In the last post, I listed eleven questions. Interestingly, most of the responses I got said the questions were too hard. Also interestingly, those responses came in to my email rather than here so I think it was difficult to admit that, too. So I decided to prime the pump of opening dialog by answering them myself. Not all at once, of course, as some are hard.

What makes a book speak to you – the characters, the setting, the plot?

For me, it’s always the setting that pulls me in. The characters and the plot keep me in the story world once there, but it’s the setting that hooks me.

I want to immerse myself in a place that resonates, even if it’s somewhere I’ve never been. Ellie Griffith’s book, The Crossing Places comes immediately to mind, with the salt marsh, the space between land and sea. I also think of the late, great, Elizabeth Peters and her Amelia Peabody series that took me, over the course of many years, to Egypt.

No matter what the location is, the emotional responses are similar. Especially if the setting is an integral part of the story so it becomes a character in its own right. I want to feel that sand in my clothes, the damp salt air on my skin, the freezing, biting snow (Winterdance, by Gary Paulsen). When the setting is so well written that I can see, smell, feel it, so well written that it no longer becomes just a background description but alive and vital to the story, then I won’t want to leave. I’ll want to read everything that author writes from then on. It’s a dream world that becomes tangible on the page.

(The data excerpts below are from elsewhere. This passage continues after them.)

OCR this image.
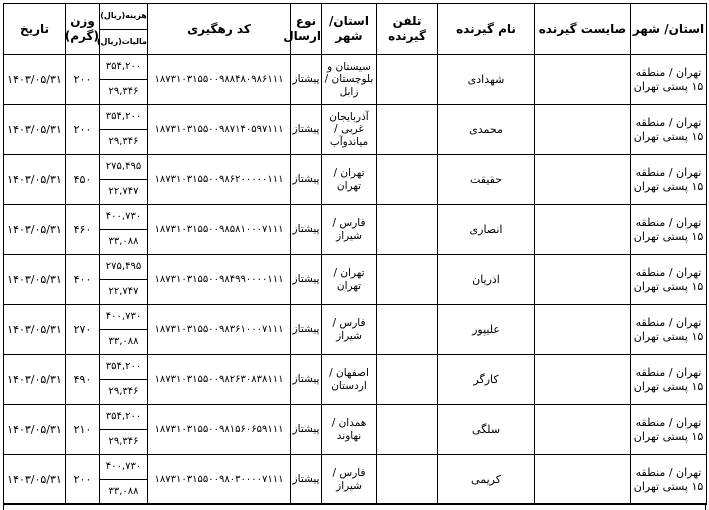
استان/ شهر	صایست گیرنده	نام گیرنده	تلفن گیرنده	استان/ شهر	نوع ارسال	کد رهگیری	هزینه(ریال)	وزن (گرم)	تاریخ
							مالیات(ریال)		
تهران / منطقه ۱۵ پستی تهران		شهدادی		سیستان و بلوچستان / زابل	پیشتاز	۱۸۷۳۱۰۳۱۵۵۰۰۹۸۸۴۸۰۹۸۶۱۱۱	۳۵۴,۲۰۰	۲۰۰	۱۴۰۳/۰۵/۳۱
							۲۹,۳۴۶		
تهران / منطقه ۱۵ پستی تهران		محمدی		آذربایجان غربی / میاندوآب	پیشتاز	۱۸۷۳۱۰۳۱۵۵۰۰۹۸۷۱۴۰۵۹۷۱۱۱	۳۵۴,۲۰۰	۲۰۰	۱۴۰۳/۰۵/۳۱
							۲۹,۳۴۶		
تهران / منطقه ۱۵ پستی تهران		حقیقت		تهران / تهران	پیشتاز	۱۸۷۳۱۰۳۱۵۵۰۰۹۸۶۲۰۰۰۰۰۱۱۱	۲۷۵,۴۹۵	۴۵۰	۱۴۰۳/۰۵/۳۱
							۲۲,۷۴۷		
تهران / منطقه ۱۵ پستی تهران		انصاری		فارس / شیراز	پیشتاز	۱۸۷۳۱۰۳۱۵۵۰۰۹۸۵۸۱۰۰۰۷۱۱۱	۴۰۰,۷۳۰	۴۶۰	۱۴۰۳/۰۵/۳۱
							۳۳,۰۸۸		
تهران / منطقه ۱۵ پستی تهران		اذریان		تهران / تهران	پیشتاز	۱۸۷۳۱۰۳۱۵۵۰۰۹۸۴۹۹۰۰۰۰۱۱۱	۲۷۵,۴۹۵	۴۰۰	۱۴۰۳/۰۵/۳۱
							۲۲,۷۴۷		
تهران / منطقه ۱۵ پستی تهران		علیپور		فارس / شیراز	پیشتاز	۱۸۷۳۱۰۳۱۵۵۰۰۹۸۳۶۱۰۰۰۷۱۱۱	۴۰۰,۷۳۰	۲۷۰	۱۴۰۳/۰۵/۳۱
							۳۳,۰۸۸		
تهران / منطقه ۱۵ پستی تهران		کارگر		اصفهان / اردستان	پیشتاز	۱۸۷۳۱۰۳۱۵۵۰۰۹۸۲۶۳۰۸۳۸۱۱۱	۳۵۴,۲۰۰	۴۹۰	۱۴۰۳/۰۵/۳۱
							۲۹,۳۴۶		
تهران / منطقه ۱۵ پستی تهران		سلگی		همدان / نهاوند	پیشتاز	۱۸۷۳۱۰۳۱۵۵۰۰۹۸۱۵۶۰۶۵۹۱۱۱	۳۵۴,۲۰۰	۲۱۰	۱۴۰۳/۰۵/۳۱
							۲۹,۳۴۶		
تهران / منطقه ۱۵ پستی تهران		کریمی		فارس / شیراز	پیشتاز	۱۸۷۳۱۰۳۱۵۵۰۰۹۸۰۳۰۰۰۰۷۱۱۱	۴۰۰,۷۳۰	۲۰۰	۱۴۰۳/۰۵/۳۱
							۳۳,۰۸۸		
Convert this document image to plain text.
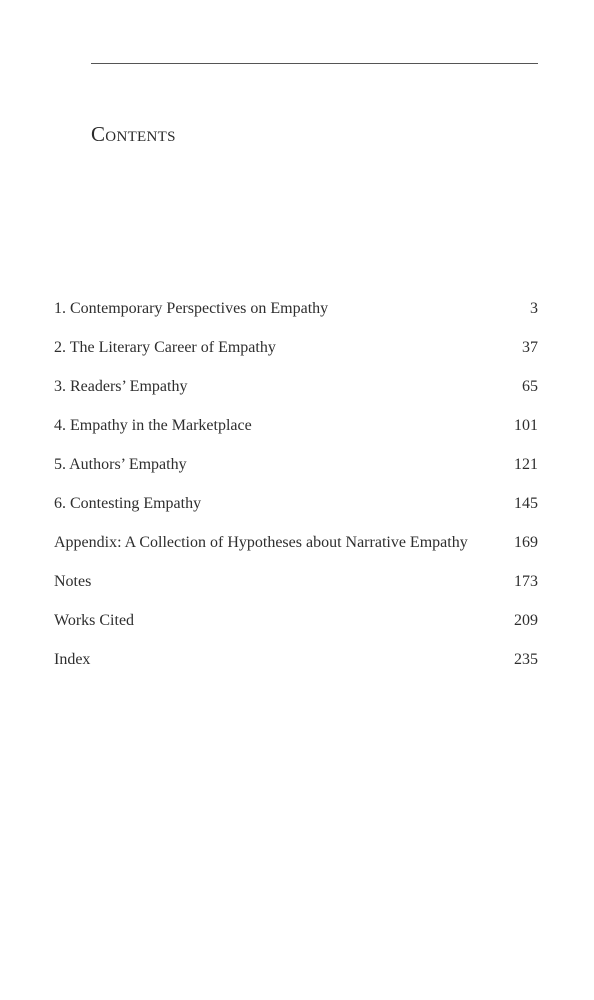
Contents
1. Contemporary Perspectives on Empathy	3
2. The Literary Career of Empathy	37
3. Readers’ Empathy	65
4. Empathy in the Marketplace	101
5. Authors’ Empathy	121
6. Contesting Empathy	145
Appendix: A Collection of Hypotheses about Narrative Empathy	169
Notes	173
Works Cited	209
Index	235
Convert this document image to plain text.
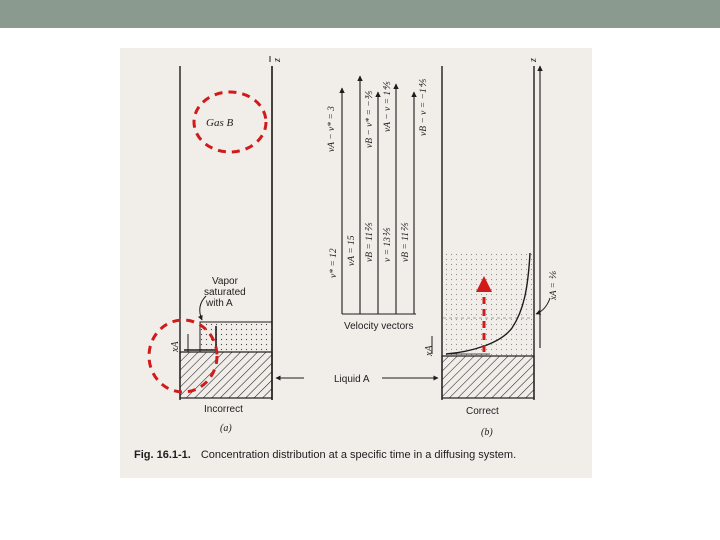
Gas B
Vapor
saturated
with A
xA
z
Incorrect
(a)
Liquid A
Velocity vectors
xA
z
xA = ⅙
Correct
(b)
v* = 12 vA = 15 vB = 11⅖ v = 13⅕ vB = 11⅖
vA − v* = 3	vB − v* = −⅗ vA − v = 1⅘	vB − v = −1⅘
Fig. 16.1-1. Concentration distribution at a specific time in a diffusing system.
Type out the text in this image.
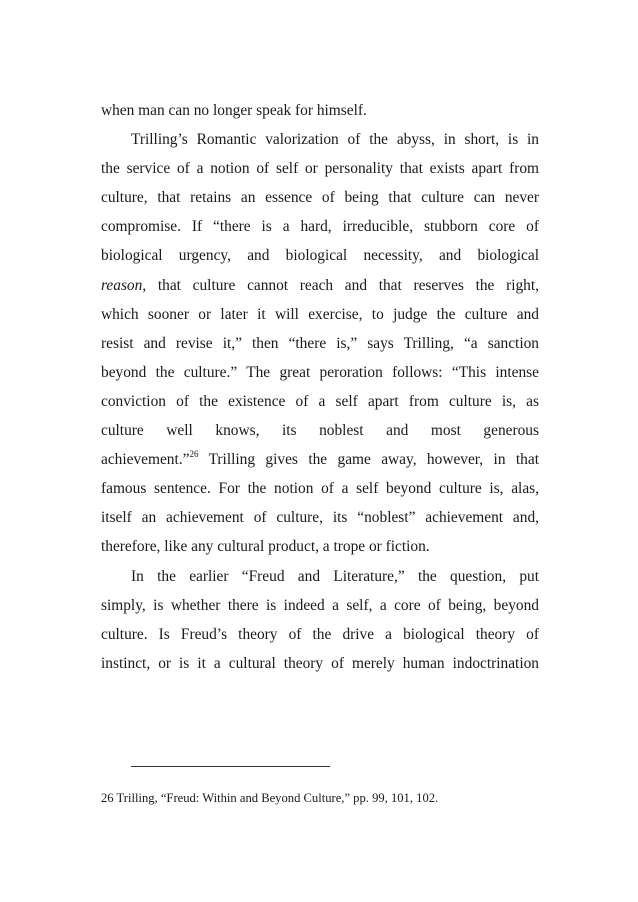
when man can no longer speak for himself.
Trilling’s Romantic valorization of the abyss, in short, is in
the service of a notion of self or personality that exists apart from
culture, that retains an essence of being that culture can never
compromise. If “there is a hard, irreducible, stubborn core of
biological urgency, and biological necessity, and biological
reason, that culture cannot reach and that reserves the right,
which sooner or later it will exercise, to judge the culture and
resist and revise it,” then “there is,” says Trilling, “a sanction
beyond the culture.” The great peroration follows: “This intense
conviction of the existence of a self apart from culture is, as
culture well knows, its noblest and most generous
achievement.”$^{26}$ Trilling gives the game away, however, in that
famous sentence. For the notion of a self beyond culture is, alas,
itself an achievement of culture, its “noblest” achievement and,
therefore, like any cultural product, a trope or fiction.
In the earlier “Freud and Literature,” the question, put
simply, is whether there is indeed a self, a core of being, beyond
culture. Is Freud’s theory of the drive a biological theory of
instinct, or is it a cultural theory of merely human indoctrination

26 Trilling, “Freud: Within and Beyond Culture,” pp. 99, 101, 102.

I also love it when the author uses setting as a character, as I mentioned. Whether that land is an antagonist, throwing up conflict for the protagonist, or is a supporting character, or even comic relief. Writing like that brings the world even more to life, even if it’s a futuristic place on another planet.

For me, the land is the main character, and I’ll wander there, following the other characters as they move through that story world. I’ll even reach first for a book with a cover that shows the setting.

So what makes you reach for a book? What pulls you in, speaks to you, makes you stay within the pages all the way to the end?